Despite preliminary polls showing the Scottish independence vote as too close to call, last week saw a decisive victory for keeping the nation part of the United Kingdom with a 10.6 percentage point lead. Now that the media has swung from predicting to explaining, The Guardian considers why the early polling was so far off the mark, pointing to early decisions for “no” among voters and anxiety over the economic impacts of independence.
Oxford sociologist Stephen Fisher weighed in on the post-vote analysis and pointed out two trends which help explain the outcome. First, economic concerns were closely related to decision patterns:
“…in all four councils won by Yes Scotland, unemployment rates are higher than the Scottish average… Better Together’s best results were in councils where unemployment rates were below the Scottish average.”

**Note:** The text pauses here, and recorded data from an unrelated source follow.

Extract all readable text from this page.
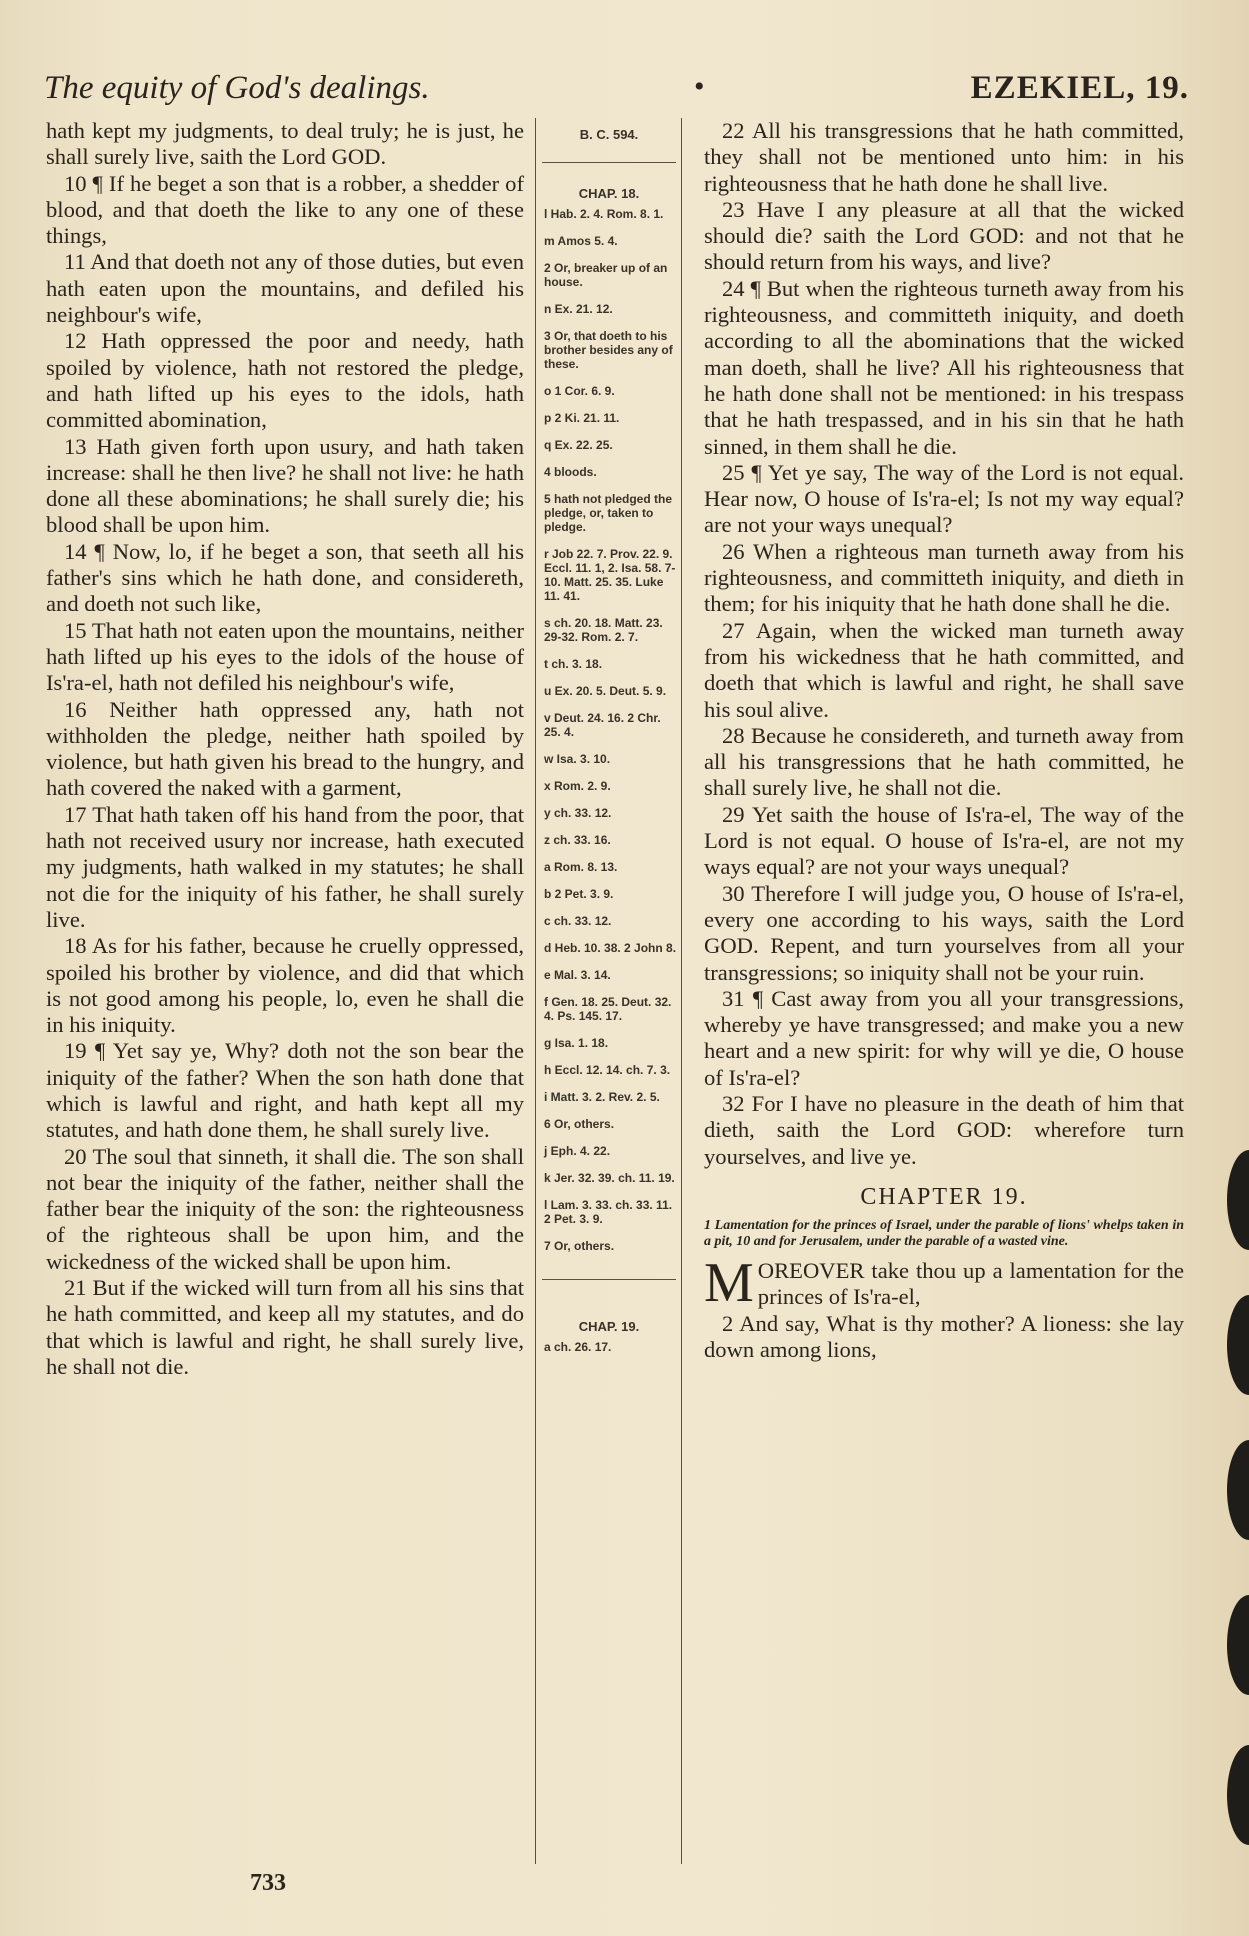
The equity of God's dealings.	•	EZEKIEL, 19.

hath kept my judgments, to deal truly; he is just, he shall surely live, saith the Lord GOD.

10 ¶ If he beget a son that is a robber, a shedder of blood, and that doeth the like to any one of these things,

11 And that doeth not any of those duties, but even hath eaten upon the mountains, and defiled his neighbour's wife,

12 Hath oppressed the poor and needy, hath spoiled by violence, hath not restored the pledge, and hath lifted up his eyes to the idols, hath committed abomination,

13 Hath given forth upon usury, and hath taken increase: shall he then live? he shall not live: he hath done all these abominations; he shall surely die; his blood shall be upon him.

14 ¶ Now, lo, if he beget a son, that seeth all his father's sins which he hath done, and considereth, and doeth not such like,

15 That hath not eaten upon the mountains, neither hath lifted up his eyes to the idols of the house of Is'ra-el, hath not defiled his neighbour's wife,

16 Neither hath oppressed any, hath not withholden the pledge, neither hath spoiled by violence, but hath given his bread to the hungry, and hath covered the naked with a garment,

17 That hath taken off his hand from the poor, that hath not received usury nor increase, hath executed my judgments, hath walked in my statutes; he shall not die for the iniquity of his father, he shall surely live.

18 As for his father, because he cruelly oppressed, spoiled his brother by violence, and did that which is not good among his people, lo, even he shall die in his iniquity.

19 ¶ Yet say ye, Why? doth not the son bear the iniquity of the father? When the son hath done that which is lawful and right, and hath kept all my statutes, and hath done them, he shall surely live.

20 The soul that sinneth, it shall die. The son shall not bear the iniquity of the father, neither shall the father bear the iniquity of the son: the righteousness of the righteous shall be upon him, and the wickedness of the wicked shall be upon him.

21 But if the wicked will turn from all his sins that he hath committed, and keep all my statutes, and do that which is lawful and right, he shall surely live, he shall not die.

B. C. 594.
CHAP. 18.
l Hab. 2. 4. Rom. 8. 1.
m Amos 5. 4.
2 Or, breaker up of an house.
n Ex. 21. 12.
3 Or, that doeth to his brother besides any of these.
o 1 Cor. 6. 9.
p 2 Ki. 21. 11.
q Ex. 22. 25.
4 bloods.
5 hath not pledged the pledge, or, taken to pledge.
r Job 22. 7. Prov. 22. 9. Eccl. 11. 1, 2. Isa. 58. 7-10. Matt. 25. 35. Luke 11. 41.
s ch. 20. 18. Matt. 23. 29-32. Rom. 2. 7.
t ch. 3. 18.
u Ex. 20. 5. Deut. 5. 9.
v Deut. 24. 16. 2 Chr. 25. 4.
w Isa. 3. 10.
x Rom. 2. 9.
y ch. 33. 12.
z ch. 33. 16.
a Rom. 8. 13.
b 2 Pet. 3. 9.
c ch. 33. 12.
d Heb. 10. 38. 2 John 8.
e Mal. 3. 14.
f Gen. 18. 25. Deut. 32. 4. Ps. 145. 17.
g Isa. 1. 18.
h Eccl. 12. 14. ch. 7. 3.
i Matt. 3. 2. Rev. 2. 5.
6 Or, others.
j Eph. 4. 22.
k Jer. 32. 39. ch. 11. 19.
l Lam. 3. 33. ch. 33. 11. 2 Pet. 3. 9.
7 Or, others.
CHAP. 19.
a ch. 26. 17.

22 All his transgressions that he hath committed, they shall not be mentioned unto him: in his righteousness that he hath done he shall live.

23 Have I any pleasure at all that the wicked should die? saith the Lord GOD: and not that he should return from his ways, and live?

24 ¶ But when the righteous turneth away from his righteousness, and committeth iniquity, and doeth according to all the abominations that the wicked man doeth, shall he live? All his righteousness that he hath done shall not be mentioned: in his trespass that he hath trespassed, and in his sin that he hath sinned, in them shall he die.

25 ¶ Yet ye say, The way of the Lord is not equal. Hear now, O house of Is'ra-el; Is not my way equal? are not your ways unequal?

26 When a righteous man turneth away from his righteousness, and committeth iniquity, and dieth in them; for his iniquity that he hath done shall he die.

27 Again, when the wicked man turneth away from his wickedness that he hath committed, and doeth that which is lawful and right, he shall save his soul alive.

28 Because he considereth, and turneth away from all his transgressions that he hath committed, he shall surely live, he shall not die.

29 Yet saith the house of Is'ra-el, The way of the Lord is not equal. O house of Is'ra-el, are not my ways equal? are not your ways unequal?

30 Therefore I will judge you, O house of Is'ra-el, every one according to his ways, saith the Lord GOD. Repent, and turn yourselves from all your transgressions; so iniquity shall not be your ruin.

31 ¶ Cast away from you all your transgressions, whereby ye have transgressed; and make you a new heart and a new spirit: for why will ye die, O house of Is'ra-el?

32 For I have no pleasure in the death of him that dieth, saith the Lord GOD: wherefore turn yourselves, and live ye.

CHAPTER 19.
1 Lamentation for the princes of Israel, under the parable of lions' whelps taken in a pit, 10 and for Jerusalem, under the parable of a wasted vine.

MOREOVER take thou up a lamentation for the princes of Is'ra-el,

2 And say, What is thy mother? A lioness: she lay down among lions,

733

Second, despite widespread national conversation and high intentions to vote, actual turnout among “yes” voters wasn’t quite enough:
“Only in one of the four councils where yes came on top was turnout higher than the countrywide 84.6%. This indicates that the participation among groups that tend to historically vote less (or not at all), such as younger people, the unemployed and those living in more deprived areas, where yes was theoretically strongest, while far higher than normal, was not as high as expected.”
There is plenty more work to be done before we fully understand the outcome, but these preliminary findings remind us that the key challenge for any political movement is getting enough folks to move where and when it really counts.